Open Source Presence Infographic of Indian Startups
- Source Code supplement for my post : Open Source Presence Infographic of Indian Startups
- How to use it
- Terms and Conditions
Technically speaking, organizations used in this report are no more only a startup now, but I hope you people won't mind this and aren't gonna launch a drone on me.
I think, something is clear from the name itself, is it? Well! it should.
This report tries to plot all the involved organizations on the Open-Source portal. It tries to tell that, in the race to achieve their goals, what different organizations are doing there, for/in the community.
It's pretty biased though, because this report uses only one platform of the Open-Source community, GitHub.
I think it was almost mid of the December last year when I saw the interview of Flipkart's CTO Amod Malviya in a YourStory article. I started reading that and kept reading till the end. At the end my reaction was, wow! this man is awesome and he is indeed. I have seen many of his talks after reading that interview.

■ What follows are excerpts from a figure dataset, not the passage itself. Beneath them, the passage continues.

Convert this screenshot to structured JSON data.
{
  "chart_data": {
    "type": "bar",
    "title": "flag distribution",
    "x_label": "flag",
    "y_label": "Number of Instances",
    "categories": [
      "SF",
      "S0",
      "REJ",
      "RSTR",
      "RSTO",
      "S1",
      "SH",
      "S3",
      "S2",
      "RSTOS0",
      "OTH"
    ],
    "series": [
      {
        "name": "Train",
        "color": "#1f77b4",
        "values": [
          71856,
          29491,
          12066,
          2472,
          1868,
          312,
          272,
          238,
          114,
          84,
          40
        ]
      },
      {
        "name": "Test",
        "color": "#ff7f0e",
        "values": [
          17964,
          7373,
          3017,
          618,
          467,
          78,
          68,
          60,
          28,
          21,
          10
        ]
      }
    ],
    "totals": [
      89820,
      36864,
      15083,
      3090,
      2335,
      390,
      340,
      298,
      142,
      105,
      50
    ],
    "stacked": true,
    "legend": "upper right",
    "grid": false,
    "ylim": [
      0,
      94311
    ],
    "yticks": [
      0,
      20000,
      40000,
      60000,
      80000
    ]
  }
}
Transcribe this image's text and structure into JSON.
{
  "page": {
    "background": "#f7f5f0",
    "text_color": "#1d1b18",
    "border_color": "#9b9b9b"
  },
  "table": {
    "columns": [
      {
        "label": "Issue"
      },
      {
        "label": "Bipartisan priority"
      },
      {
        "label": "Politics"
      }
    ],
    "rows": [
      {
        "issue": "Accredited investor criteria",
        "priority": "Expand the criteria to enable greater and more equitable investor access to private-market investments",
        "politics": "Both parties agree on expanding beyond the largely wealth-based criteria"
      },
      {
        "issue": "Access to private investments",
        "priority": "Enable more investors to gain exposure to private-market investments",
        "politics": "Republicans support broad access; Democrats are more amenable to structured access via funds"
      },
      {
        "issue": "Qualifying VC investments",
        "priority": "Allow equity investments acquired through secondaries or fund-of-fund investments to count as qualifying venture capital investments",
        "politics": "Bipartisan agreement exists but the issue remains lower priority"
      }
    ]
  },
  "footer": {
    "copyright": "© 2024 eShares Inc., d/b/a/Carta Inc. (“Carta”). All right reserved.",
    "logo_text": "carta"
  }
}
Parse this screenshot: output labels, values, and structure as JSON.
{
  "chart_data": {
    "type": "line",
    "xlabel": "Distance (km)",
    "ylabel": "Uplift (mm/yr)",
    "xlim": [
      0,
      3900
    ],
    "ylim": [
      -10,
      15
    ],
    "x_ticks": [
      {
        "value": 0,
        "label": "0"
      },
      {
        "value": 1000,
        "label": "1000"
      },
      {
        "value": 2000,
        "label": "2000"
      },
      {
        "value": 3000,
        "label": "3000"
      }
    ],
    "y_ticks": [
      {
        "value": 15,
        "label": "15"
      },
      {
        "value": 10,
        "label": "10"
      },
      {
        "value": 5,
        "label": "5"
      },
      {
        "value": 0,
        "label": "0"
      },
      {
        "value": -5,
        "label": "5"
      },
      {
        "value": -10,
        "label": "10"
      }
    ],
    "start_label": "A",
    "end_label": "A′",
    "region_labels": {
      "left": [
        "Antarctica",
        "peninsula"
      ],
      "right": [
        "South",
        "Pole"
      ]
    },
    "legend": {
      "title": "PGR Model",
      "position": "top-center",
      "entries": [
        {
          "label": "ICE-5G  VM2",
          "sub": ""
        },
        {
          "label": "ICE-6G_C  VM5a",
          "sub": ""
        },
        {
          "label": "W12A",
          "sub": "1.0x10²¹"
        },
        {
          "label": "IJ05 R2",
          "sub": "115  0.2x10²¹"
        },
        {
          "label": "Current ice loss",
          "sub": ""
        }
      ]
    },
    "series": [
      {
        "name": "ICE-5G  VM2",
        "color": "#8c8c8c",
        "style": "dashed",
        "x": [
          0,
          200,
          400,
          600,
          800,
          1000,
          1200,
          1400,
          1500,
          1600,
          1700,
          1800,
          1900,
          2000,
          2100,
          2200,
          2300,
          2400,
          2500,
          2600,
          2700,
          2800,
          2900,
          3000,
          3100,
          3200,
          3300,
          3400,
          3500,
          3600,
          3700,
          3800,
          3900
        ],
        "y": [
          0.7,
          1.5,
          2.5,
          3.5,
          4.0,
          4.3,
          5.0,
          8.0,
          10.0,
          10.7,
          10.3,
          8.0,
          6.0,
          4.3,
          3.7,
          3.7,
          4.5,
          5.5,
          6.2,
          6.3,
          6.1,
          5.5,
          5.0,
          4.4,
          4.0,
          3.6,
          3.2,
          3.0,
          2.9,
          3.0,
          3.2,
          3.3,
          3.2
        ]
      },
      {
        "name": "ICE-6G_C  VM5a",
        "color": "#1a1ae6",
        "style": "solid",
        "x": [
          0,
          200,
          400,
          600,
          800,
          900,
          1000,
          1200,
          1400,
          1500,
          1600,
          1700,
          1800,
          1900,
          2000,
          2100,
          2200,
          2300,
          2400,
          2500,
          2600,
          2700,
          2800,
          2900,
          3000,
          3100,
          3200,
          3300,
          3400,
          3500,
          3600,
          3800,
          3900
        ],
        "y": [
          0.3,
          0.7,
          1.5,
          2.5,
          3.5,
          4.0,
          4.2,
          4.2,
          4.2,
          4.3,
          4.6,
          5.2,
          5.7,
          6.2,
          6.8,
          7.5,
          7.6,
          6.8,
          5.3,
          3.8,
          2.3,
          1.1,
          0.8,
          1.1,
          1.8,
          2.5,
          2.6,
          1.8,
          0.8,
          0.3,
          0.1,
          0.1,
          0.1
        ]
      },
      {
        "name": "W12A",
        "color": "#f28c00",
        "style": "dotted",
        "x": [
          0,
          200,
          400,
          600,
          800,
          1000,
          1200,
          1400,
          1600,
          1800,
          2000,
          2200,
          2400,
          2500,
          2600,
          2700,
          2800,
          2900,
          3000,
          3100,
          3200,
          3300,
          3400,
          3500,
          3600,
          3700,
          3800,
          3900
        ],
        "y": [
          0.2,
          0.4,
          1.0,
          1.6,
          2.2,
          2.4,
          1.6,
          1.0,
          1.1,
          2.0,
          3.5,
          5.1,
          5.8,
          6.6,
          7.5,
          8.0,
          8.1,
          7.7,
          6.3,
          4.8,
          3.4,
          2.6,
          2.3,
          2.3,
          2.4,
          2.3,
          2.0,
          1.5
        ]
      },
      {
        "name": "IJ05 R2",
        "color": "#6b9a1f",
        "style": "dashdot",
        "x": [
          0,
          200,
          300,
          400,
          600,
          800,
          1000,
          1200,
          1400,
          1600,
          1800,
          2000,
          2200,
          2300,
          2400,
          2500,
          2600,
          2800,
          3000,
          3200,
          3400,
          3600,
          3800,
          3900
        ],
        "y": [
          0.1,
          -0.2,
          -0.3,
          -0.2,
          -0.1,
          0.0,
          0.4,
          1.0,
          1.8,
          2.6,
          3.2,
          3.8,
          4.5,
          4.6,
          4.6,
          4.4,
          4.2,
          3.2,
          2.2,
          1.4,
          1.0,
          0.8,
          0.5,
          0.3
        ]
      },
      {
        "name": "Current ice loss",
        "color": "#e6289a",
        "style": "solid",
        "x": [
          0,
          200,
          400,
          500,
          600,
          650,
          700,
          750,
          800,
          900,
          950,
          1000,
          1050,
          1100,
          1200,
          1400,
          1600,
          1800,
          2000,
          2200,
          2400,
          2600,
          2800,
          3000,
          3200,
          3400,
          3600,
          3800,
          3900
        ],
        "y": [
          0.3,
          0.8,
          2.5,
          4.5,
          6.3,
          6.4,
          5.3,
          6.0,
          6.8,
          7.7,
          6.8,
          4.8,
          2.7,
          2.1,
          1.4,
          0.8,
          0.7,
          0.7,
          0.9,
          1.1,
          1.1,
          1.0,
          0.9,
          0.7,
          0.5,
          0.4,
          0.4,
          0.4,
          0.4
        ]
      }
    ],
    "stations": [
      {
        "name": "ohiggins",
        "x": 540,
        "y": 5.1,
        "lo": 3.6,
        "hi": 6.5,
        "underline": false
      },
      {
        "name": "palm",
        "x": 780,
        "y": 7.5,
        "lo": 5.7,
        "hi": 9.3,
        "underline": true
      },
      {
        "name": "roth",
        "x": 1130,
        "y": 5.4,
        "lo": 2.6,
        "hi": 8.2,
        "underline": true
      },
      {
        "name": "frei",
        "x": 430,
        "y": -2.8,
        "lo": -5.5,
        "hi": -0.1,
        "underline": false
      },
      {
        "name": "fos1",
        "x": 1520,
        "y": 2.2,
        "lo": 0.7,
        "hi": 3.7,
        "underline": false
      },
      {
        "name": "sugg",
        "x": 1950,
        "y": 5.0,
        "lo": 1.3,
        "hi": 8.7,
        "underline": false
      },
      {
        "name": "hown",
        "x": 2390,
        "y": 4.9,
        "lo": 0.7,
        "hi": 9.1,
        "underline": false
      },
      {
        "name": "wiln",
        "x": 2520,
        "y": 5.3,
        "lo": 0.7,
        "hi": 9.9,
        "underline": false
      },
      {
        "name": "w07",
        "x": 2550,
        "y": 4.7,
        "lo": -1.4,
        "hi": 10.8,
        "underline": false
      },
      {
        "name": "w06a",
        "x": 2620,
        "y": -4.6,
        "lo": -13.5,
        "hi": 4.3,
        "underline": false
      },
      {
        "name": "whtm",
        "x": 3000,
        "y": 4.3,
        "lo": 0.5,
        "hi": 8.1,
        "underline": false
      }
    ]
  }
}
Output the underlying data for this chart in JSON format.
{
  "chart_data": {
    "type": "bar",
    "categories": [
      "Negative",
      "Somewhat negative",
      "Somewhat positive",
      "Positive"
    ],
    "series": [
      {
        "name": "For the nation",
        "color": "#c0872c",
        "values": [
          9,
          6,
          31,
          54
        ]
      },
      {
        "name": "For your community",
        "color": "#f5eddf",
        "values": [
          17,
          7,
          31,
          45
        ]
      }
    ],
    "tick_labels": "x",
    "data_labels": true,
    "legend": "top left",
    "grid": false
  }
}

That interview made a different impression on me. I liked his words where he was talking about building a top class internet infrastructure in India. I don't know what you people think of Flipkart, Myntra etc. but what I think is that they are evolving continuously, at least in the technical aspect. That's why they are in the marathon and Amazon itself is in the race with them.
So, after a while I found myself on the GitHub organization of Flipkart and I was scrolling through their projects there. Then the idea of this report popped-up in my mind and here I'm, struggling with it.
##For What Joy? Is there a need? The earth will keep rotating without this report but it's kinda necessary for technical organizations to be a part of current Open-Source era. I mean as they say in the Group Dynamics, If you're part of a group then you learn for other members and they learn from you.
Do you remember something named Facebook? Lets take an example from them.
Maybe that you take PHP as a language for the kids but keep in mind that The Social Network was initially developed in that same PHP. But as they started growing and feeling glitch using it; seeing that the was not coming to help them, they attempted building something on their own. Finally today, we know the inventions as HHVM and Hack language.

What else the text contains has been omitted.